An analysis of the numerical algorithm is addressed, which reflects some of the properties and stability of the solution algorithm. An approximate eigenspectrum of the preconditioner for the inner part of the GMRES method has been determined using Arnoldi’s method. The impact of the destruction terms, which are part of the source terms of a two-equation turbulence model, using Jacobi and Gauss–Seidel methods has been presented. Neglecting these terms in the Jacobian of the implicit preconditioner is necessary, in general, and highly beneficial. The distribution of the eigenvalues of the amplification matrix has been obtained for two-stage, three-stage and five-stage Runge–Kutta schemes with the implicit preconditioner. The advantage of the present technique with respect to local mode analysis [51] is that the stability is determined for a specific problem being solved.

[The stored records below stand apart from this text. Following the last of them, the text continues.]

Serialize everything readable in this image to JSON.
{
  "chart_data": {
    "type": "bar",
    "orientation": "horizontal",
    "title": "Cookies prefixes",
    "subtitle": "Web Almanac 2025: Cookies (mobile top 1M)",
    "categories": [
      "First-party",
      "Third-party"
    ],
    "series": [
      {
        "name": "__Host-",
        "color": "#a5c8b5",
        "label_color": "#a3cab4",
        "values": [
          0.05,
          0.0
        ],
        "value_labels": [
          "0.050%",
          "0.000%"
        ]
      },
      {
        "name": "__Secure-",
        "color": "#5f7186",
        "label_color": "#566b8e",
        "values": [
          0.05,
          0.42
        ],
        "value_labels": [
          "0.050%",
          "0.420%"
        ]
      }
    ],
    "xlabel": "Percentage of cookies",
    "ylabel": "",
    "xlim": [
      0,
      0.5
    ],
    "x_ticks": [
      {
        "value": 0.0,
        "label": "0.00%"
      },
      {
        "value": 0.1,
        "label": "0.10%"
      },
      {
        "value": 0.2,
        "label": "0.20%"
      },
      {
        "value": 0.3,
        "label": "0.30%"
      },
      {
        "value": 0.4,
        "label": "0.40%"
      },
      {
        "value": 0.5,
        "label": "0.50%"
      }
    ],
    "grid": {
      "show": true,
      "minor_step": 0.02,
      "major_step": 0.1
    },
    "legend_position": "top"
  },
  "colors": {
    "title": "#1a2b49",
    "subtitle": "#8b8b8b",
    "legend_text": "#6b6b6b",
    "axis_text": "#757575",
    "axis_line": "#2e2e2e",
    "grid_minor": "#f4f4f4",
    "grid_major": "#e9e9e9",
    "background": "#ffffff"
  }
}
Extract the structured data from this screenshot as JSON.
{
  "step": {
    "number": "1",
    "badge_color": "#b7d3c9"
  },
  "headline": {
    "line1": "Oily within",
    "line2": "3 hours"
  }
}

As a final remark, in Sects. 3.3 and 3.4 the incompressible version of the considered models was introduced and finally implemeneted. When comparing with results from other codes using the original compressible version of the models for subsonic and transonic flow cases, no major differences between the results were observed. However, at the outset there seem to be no obvious obstacles to apply the methods proposed in this article also directly to the compressible version of the models. Future work will address how the methods proposed here can be directly applied to these compressible versions.